On Sunday, more than 61 percent of Greeks voted "No" to the lender-proposed bailout deal, comprising a set of austerity measures, including pension cuts and tax increases, in exchange for a new financial aid package for the country.
"The message of "No" is a message that Greece will stay in Europe and the Eurozone, but not as a second-category member state. But as an equal member state along with the other twenty-seven [members] within the European Union and the other 18 states within the Eurozone," Isychos said.
The deputy defense minister added that the "no" vote is also a message of democracy and the sovereignty of the Greek nation "against all those who believe that Greece can become a neocolonial region in the South of Europe."
Greece to Present Formula Paving Way for Bailout Deal at Eurozone Summit
On Tuesday, an emergency Eurozone summit and a meeting of the Eurogroup will take place to discuss the results of Sunday's referendum in Greece and it is expected that Athens will unveil new bailout proposals.
“Well, today's summit of the European leaders is of great importance since our Prime Minister will present a presentation, he will present a formula that will open the road for a successful negotiation and a successful agreement,” Isychos said, just hours before the emergency meeting on the Greek crisis.
The official emphasized that European institutions have to be responsible for the future of the European people and the European Union.
Greece Expects Mutually Beneficial Deal, Not Lender Memorandum
Athens expects a mutually beneficial agreement with its international creditors, but will not accept a memorandum associated with "social genocide," Costas Isychos told Sputnik.
"The word 'memorandum' does not exist within our political vocabulary, because that word has in its context politics or social genocide, neoliberal politics…We are hopeful of an agreement that will be mutually beneficial for Greece and for all the member states of the European Union," Isychos said.

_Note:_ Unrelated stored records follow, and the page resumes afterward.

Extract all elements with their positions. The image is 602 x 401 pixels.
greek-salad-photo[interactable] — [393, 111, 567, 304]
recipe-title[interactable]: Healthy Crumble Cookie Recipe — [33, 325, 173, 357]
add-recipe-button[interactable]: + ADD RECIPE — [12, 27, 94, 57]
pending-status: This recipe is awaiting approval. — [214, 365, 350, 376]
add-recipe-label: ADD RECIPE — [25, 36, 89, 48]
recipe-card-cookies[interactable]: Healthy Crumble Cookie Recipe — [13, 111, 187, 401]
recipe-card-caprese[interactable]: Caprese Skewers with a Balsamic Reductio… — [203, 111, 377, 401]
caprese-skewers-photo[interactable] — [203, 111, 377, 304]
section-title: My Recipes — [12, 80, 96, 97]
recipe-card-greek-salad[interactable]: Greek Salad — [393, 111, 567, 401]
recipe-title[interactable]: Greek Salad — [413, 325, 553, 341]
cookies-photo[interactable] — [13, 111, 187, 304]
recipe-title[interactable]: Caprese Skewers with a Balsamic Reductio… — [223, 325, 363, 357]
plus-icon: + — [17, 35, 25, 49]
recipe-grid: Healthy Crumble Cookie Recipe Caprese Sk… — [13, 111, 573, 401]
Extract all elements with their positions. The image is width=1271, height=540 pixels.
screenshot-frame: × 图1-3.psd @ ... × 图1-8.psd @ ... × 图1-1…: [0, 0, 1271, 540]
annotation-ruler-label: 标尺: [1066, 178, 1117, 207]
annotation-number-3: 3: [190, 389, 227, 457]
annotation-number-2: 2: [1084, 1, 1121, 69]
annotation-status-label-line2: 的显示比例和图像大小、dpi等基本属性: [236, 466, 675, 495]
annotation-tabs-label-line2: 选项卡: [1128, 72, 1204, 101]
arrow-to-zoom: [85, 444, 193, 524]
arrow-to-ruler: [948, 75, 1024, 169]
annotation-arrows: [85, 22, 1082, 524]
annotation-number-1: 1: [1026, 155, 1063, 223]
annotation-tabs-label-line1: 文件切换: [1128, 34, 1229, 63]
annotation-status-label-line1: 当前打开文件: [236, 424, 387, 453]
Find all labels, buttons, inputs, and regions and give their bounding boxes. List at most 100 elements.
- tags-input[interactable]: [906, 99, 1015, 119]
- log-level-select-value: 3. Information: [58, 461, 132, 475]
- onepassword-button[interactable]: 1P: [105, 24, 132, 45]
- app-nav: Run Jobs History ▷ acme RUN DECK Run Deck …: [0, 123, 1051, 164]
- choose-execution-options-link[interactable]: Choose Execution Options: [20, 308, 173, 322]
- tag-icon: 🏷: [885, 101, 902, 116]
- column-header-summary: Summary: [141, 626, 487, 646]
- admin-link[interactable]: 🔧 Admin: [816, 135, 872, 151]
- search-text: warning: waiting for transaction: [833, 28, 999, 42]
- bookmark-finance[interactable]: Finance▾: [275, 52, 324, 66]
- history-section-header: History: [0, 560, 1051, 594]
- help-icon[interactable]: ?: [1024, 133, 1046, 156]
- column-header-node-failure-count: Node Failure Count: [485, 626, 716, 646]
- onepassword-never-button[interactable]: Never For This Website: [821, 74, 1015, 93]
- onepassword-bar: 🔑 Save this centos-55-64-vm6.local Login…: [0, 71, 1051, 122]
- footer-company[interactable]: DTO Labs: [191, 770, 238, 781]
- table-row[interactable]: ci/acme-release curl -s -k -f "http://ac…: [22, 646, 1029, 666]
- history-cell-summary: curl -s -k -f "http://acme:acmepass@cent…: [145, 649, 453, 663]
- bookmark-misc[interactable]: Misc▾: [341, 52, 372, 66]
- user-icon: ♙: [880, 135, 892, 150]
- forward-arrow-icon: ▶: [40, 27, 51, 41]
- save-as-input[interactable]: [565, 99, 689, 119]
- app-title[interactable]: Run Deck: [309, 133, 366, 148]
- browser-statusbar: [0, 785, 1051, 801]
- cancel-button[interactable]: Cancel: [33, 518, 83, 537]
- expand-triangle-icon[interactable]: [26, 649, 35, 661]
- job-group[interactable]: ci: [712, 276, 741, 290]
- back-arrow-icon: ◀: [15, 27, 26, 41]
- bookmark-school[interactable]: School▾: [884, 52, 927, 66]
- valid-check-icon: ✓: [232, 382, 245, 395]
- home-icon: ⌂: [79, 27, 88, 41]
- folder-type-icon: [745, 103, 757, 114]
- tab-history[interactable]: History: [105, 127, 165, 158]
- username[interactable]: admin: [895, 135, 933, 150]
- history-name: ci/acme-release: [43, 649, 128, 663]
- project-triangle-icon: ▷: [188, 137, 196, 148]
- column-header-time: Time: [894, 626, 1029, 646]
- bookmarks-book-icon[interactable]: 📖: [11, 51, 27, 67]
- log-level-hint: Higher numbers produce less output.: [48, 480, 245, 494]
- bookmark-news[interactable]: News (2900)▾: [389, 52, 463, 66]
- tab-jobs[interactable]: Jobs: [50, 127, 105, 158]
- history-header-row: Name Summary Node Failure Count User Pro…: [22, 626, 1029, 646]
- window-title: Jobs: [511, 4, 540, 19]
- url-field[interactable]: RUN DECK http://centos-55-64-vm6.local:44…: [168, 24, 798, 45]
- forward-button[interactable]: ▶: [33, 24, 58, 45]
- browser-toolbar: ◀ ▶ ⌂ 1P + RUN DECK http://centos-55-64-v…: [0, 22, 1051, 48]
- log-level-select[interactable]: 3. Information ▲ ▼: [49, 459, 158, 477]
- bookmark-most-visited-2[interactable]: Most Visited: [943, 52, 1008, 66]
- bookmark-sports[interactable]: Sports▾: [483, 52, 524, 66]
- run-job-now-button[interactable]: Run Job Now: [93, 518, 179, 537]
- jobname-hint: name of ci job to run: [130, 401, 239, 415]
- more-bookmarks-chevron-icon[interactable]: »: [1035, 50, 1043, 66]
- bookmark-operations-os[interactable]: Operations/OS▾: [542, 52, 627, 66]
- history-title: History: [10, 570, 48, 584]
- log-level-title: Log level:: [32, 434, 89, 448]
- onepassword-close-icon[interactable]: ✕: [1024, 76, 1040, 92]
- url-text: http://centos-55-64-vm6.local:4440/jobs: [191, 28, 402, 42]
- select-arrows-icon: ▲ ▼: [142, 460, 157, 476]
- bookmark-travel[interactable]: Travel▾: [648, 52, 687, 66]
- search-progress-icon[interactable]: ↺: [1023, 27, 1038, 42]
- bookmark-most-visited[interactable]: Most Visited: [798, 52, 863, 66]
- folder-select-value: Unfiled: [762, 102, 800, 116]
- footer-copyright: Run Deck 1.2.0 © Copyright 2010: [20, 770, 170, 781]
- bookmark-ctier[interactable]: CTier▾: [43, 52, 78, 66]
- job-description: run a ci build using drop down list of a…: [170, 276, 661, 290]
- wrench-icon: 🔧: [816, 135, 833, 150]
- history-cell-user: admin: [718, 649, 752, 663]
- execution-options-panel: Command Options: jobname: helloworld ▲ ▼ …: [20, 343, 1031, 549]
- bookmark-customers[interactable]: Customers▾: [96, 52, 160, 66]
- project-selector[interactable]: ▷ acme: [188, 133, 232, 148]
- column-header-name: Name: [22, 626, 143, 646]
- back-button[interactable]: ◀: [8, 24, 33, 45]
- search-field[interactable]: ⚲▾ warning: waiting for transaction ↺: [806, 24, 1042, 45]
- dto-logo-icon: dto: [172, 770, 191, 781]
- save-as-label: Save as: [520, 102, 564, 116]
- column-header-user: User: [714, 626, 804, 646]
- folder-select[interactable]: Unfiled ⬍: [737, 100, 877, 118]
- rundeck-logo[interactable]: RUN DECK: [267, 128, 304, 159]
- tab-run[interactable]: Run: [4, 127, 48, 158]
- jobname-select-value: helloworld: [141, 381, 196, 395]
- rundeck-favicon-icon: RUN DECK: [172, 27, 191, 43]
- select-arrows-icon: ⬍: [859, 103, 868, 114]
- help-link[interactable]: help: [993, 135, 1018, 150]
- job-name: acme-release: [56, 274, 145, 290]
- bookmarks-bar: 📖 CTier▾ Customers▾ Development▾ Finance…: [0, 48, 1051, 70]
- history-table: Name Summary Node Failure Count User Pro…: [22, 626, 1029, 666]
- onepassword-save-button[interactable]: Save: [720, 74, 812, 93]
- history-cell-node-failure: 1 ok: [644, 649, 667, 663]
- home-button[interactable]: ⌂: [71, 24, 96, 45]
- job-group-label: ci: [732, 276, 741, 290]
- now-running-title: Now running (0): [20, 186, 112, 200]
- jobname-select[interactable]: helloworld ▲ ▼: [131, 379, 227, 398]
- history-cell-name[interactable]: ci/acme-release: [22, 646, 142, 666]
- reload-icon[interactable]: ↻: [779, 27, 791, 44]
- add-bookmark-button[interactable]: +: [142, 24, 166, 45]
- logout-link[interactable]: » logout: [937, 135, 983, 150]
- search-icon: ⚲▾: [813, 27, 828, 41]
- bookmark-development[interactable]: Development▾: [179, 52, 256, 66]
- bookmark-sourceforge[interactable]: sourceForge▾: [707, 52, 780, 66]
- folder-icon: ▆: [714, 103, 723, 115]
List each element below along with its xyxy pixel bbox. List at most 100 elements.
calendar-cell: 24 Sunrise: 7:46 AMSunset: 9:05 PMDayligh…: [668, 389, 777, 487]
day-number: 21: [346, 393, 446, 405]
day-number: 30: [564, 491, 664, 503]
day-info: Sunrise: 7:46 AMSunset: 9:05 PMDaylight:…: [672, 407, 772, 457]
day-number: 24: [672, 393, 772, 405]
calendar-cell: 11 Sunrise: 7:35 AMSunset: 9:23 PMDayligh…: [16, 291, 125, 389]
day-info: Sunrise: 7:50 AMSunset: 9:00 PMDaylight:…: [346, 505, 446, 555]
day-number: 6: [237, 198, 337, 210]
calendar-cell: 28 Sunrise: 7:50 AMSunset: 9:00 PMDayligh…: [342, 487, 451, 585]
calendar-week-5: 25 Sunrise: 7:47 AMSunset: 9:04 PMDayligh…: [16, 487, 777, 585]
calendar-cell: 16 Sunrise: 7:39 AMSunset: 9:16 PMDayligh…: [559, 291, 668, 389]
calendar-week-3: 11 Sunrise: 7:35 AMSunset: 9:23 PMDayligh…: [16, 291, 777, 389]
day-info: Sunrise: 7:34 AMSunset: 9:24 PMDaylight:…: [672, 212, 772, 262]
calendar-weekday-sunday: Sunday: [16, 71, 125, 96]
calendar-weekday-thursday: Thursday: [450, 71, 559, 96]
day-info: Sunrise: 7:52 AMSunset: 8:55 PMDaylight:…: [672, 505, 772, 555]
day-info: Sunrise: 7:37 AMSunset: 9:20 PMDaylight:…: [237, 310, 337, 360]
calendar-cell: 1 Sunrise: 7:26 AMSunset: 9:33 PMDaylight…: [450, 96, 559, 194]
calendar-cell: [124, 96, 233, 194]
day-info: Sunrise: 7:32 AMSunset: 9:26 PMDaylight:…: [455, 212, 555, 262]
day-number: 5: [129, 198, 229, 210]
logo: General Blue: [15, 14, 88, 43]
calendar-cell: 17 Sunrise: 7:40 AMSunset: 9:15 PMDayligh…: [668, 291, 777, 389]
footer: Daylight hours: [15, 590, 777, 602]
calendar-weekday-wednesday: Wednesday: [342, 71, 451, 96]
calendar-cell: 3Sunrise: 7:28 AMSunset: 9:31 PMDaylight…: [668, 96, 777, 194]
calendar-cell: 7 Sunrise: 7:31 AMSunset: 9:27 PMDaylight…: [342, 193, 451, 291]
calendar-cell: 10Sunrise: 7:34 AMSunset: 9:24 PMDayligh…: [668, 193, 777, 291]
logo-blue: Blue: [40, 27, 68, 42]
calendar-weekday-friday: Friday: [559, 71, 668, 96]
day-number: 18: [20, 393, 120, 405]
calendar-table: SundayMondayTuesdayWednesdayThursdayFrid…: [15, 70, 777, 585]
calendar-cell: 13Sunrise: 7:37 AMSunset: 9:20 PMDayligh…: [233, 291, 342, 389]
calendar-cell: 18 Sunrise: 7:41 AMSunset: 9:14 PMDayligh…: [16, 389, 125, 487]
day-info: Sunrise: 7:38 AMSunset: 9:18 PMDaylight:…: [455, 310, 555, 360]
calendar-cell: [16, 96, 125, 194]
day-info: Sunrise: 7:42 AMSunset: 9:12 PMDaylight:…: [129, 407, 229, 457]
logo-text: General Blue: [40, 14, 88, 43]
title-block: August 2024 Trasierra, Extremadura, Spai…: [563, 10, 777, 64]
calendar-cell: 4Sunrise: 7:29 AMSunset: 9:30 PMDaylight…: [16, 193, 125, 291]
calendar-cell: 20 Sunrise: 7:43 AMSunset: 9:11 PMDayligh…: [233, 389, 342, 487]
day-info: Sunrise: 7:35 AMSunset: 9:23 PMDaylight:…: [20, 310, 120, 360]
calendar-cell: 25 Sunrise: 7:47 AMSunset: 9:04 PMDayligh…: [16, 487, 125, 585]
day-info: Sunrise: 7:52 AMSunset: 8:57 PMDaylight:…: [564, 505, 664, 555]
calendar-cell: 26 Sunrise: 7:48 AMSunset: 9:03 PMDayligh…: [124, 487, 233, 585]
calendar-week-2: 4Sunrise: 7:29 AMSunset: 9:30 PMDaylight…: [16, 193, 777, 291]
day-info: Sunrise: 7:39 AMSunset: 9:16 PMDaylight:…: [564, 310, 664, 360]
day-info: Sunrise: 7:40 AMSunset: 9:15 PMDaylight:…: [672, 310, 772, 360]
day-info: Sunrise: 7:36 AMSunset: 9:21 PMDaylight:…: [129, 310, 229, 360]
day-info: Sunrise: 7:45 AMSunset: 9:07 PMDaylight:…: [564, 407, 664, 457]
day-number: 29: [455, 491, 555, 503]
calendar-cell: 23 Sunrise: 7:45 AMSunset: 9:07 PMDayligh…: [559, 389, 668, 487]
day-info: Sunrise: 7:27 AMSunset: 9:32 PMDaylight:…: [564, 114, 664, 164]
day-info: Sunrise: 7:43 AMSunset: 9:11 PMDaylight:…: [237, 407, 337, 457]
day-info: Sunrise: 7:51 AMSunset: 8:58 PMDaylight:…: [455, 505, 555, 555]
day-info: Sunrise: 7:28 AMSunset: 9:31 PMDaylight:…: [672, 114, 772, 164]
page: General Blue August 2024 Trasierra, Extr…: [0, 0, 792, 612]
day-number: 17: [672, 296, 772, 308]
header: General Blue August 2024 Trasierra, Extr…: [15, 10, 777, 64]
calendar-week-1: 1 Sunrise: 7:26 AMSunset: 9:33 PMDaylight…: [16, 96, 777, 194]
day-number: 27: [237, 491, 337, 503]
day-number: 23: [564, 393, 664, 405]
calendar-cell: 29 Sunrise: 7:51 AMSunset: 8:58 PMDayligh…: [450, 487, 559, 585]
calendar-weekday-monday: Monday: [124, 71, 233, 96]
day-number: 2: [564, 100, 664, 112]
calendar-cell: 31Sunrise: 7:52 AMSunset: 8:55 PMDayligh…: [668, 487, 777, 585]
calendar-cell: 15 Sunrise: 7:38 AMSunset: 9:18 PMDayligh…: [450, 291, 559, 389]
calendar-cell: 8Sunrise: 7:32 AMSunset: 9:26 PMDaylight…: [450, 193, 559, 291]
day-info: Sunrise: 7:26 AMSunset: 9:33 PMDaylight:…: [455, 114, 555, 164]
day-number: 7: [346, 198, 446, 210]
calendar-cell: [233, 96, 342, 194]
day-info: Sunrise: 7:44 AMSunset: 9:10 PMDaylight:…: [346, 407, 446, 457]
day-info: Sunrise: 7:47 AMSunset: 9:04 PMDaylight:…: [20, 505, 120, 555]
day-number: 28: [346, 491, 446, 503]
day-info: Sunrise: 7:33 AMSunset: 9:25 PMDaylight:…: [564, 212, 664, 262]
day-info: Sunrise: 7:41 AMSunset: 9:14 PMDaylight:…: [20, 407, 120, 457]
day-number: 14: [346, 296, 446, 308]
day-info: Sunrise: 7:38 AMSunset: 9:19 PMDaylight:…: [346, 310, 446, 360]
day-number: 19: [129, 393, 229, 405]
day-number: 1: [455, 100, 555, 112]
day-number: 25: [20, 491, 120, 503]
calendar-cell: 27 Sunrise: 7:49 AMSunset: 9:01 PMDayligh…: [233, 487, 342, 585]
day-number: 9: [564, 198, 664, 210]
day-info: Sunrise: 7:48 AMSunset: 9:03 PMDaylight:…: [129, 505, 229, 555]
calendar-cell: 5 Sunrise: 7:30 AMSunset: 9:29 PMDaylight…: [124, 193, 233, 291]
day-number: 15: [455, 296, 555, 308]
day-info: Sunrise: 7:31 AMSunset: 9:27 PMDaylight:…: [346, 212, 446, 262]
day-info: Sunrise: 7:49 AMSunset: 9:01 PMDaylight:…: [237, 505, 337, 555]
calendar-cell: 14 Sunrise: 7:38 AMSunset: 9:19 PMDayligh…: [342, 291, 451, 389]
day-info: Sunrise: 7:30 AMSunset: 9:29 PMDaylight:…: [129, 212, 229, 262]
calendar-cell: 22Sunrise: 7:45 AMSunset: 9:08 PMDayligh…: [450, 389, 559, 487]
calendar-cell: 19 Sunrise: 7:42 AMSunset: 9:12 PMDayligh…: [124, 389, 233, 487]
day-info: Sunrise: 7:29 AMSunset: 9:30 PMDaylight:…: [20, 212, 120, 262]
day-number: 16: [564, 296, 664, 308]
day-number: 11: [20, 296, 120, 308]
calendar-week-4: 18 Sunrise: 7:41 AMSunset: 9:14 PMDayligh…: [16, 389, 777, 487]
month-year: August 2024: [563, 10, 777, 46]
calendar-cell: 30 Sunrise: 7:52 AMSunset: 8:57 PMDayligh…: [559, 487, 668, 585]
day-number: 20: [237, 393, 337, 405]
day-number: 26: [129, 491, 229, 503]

In 2010, Greece and its international creditors — the European Central Bank (ECB), the International Monetary Fund (IMF) and some Eurozone nations — signed a memorandum of understanding on financial aid to the debt-ridden country.
Greece owes about $270 billion to the IMF, the ECB, and the Eurozone countries.
On June 30, Athens defaulted on a $1.7-billion loan repayment to the IMF.
The referendum has renewed fears that Greece might default on its outstanding multi-billion dollar debt and leave the Eurozone, returning to drachma.